De dollar heeft de afgelopen week een opleving gekend, maar is nu aan het terugkeren en blijft onder zijn 200-daags voortschrijdend gemiddelde. Hij heeft de neiging om in lange cycli te bewegen, dus er blijft een kans dat er een bearmarkt begint (…)

Nu een andere vraag. Is dit goed nieuws? Een zwakkere dollar verlicht de druk op opkomende markten, waarvan de valuta veel wankeler zijn geweest ten opzichte van de dollar dan de belangrijkste G10-valuta. Het [een zwakkere dollar] helpt ook om de Amerikaanse export concurrentiëler te maken en doet Amerikaanse aandelen stijgen omdat het de dollarwaarde van hun buitenlandse inkomsten verhoogt – allemaal zaken die het huidige leiderschap in Washington wil.

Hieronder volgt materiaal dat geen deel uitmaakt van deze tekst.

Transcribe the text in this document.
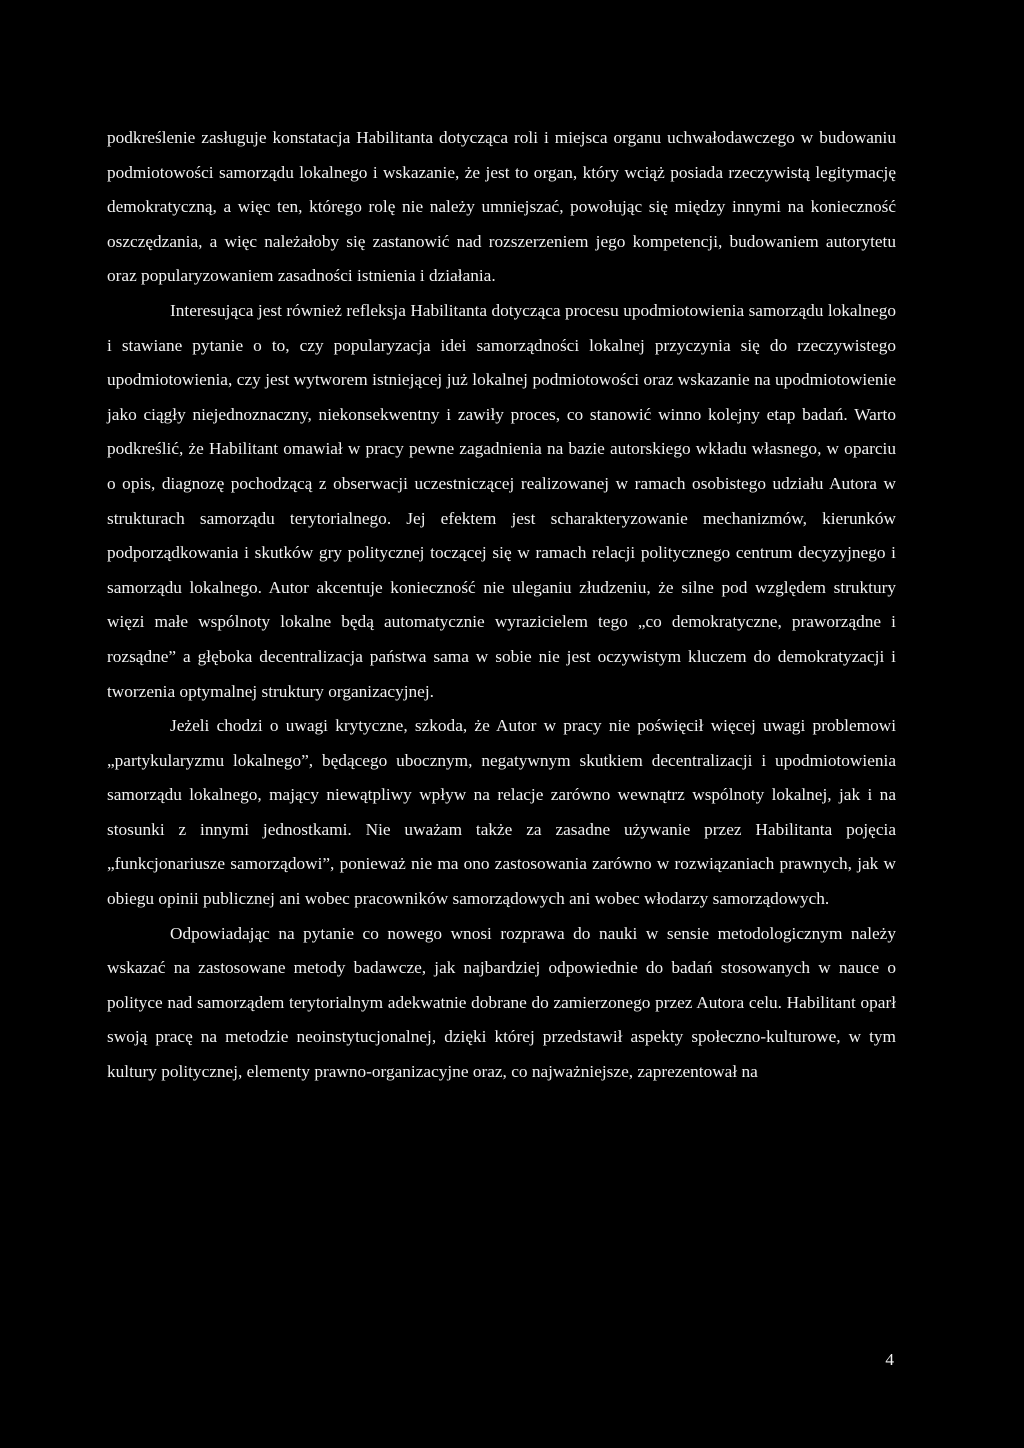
podkreślenie zasługuje konstatacja Habilitanta dotycząca roli i miejsca organu uchwałodawczego w budowaniu podmiotowości samorządu lokalnego i wskazanie, że jest to organ, który wciąż posiada rzeczywistą legitymację demokratyczną, a więc ten, którego rolę nie należy umniejszać, powołując się między innymi na konieczność oszczędzania, a więc należałoby się zastanowić nad rozszerzeniem jego kompetencji, budowaniem autorytetu oraz popularyzowaniem zasadności istnienia i działania.

Interesująca jest również refleksja Habilitanta dotycząca procesu upodmiotowienia samorządu lokalnego i stawiane pytanie o to, czy popularyzacja idei samorządności lokalnej przyczynia się do rzeczywistego upodmiotowienia, czy jest wytworem istniejącej już lokalnej podmiotowości oraz wskazanie na upodmiotowienie jako ciągły niejednoznaczny, niekonsekwentny i zawiły proces, co stanowić winno kolejny etap badań. Warto podkreślić, że Habilitant omawiał w pracy pewne zagadnienia na bazie autorskiego wkładu własnego, w oparciu o opis, diagnozę pochodzącą z obserwacji uczestniczącej realizowanej w ramach osobistego udziału Autora w strukturach samorządu terytorialnego. Jej efektem jest scharakteryzowanie mechanizmów, kierunków podporządkowania i skutków gry politycznej toczącej się w ramach relacji politycznego centrum decyzyjnego i samorządu lokalnego. Autor akcentuje konieczność nie uleganiu złudzeniu, że silne pod względem struktury więzi małe wspólnoty lokalne będą automatycznie wyrazicielem tego „co demokratyczne, praworządne i rozsądne” a głęboka decentralizacja państwa sama w sobie nie jest oczywistym kluczem do demokratyzacji i tworzenia optymalnej struktury organizacyjnej.

Jeżeli chodzi o uwagi krytyczne, szkoda, że Autor w pracy nie poświęcił więcej uwagi problemowi „partykularyzmu lokalnego”, będącego ubocznym, negatywnym skutkiem decentralizacji i upodmiotowienia samorządu lokalnego, mający niewątpliwy wpływ na relacje zarówno wewnątrz wspólnoty lokalnej, jak i na stosunki z innymi jednostkami. Nie uważam także za zasadne używanie przez Habilitanta pojęcia „funkcjonariusze samorządowi”, ponieważ nie ma ono zastosowania zarówno w rozwiązaniach prawnych, jak w obiegu opinii publicznej ani wobec pracowników samorządowych ani wobec włodarzy samorządowych.

Odpowiadając na pytanie co nowego wnosi rozprawa do nauki w sensie metodologicznym należy wskazać na zastosowane metody badawcze, jak najbardziej odpowiednie do badań stosowanych w nauce o polityce nad samorządem terytorialnym adekwatnie dobrane do zamierzonego przez Autora celu. Habilitant oparł swoją pracę na metodzie neoinstytucjonalnej, dzięki której przedstawił aspekty społeczno-kulturowe, w tym kultury politycznej, elementy prawno-organizacyjne oraz, co najważniejsze, zaprezentował na

4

Maar er is ook een bezorgdheid dat een zwakkere dollar een reeds onevenwichtige wereld verder uit balans kan brengen. Zoals deze grafieken van het Institute for International Finance laten zien [zie bronartikel – hyperlink hier onderaan], is er nu een duidelijke verwachting van sterkere inflatie in de VS (vanaf een zeer lage basis), maar niet in West-Europa of Japan (…)

De zwakte van de dollar zou de Amerikaanse inflatie kunnen doen stijgen doordat de invoerprijzen verhogen, terwijl de deflatoire problemen van landen die naar Amerika exporteren blijven voortduren – en velen niet willen. Als zodanig laat het Institute for International Finance zien dat Fedspeak is afgestapt van het uiten van een grote mening over de valuta. Vijf jaar geleden, nadat de dollar sterk was gestegen in de nasleep van een gecrashte olieprijs, vond de Fed altijd wel een manier om duidelijk te maken dat ze niet blij was met een sterke dollar. Momenteel lijkt er geen vergelijkbare inspanning te worden geleverd. In plaats daarvan blijft commentaar van de Fed op valuta’s beperkt tot [het signaleren van] de risico\’s van overloopeffecten van crisissen elders.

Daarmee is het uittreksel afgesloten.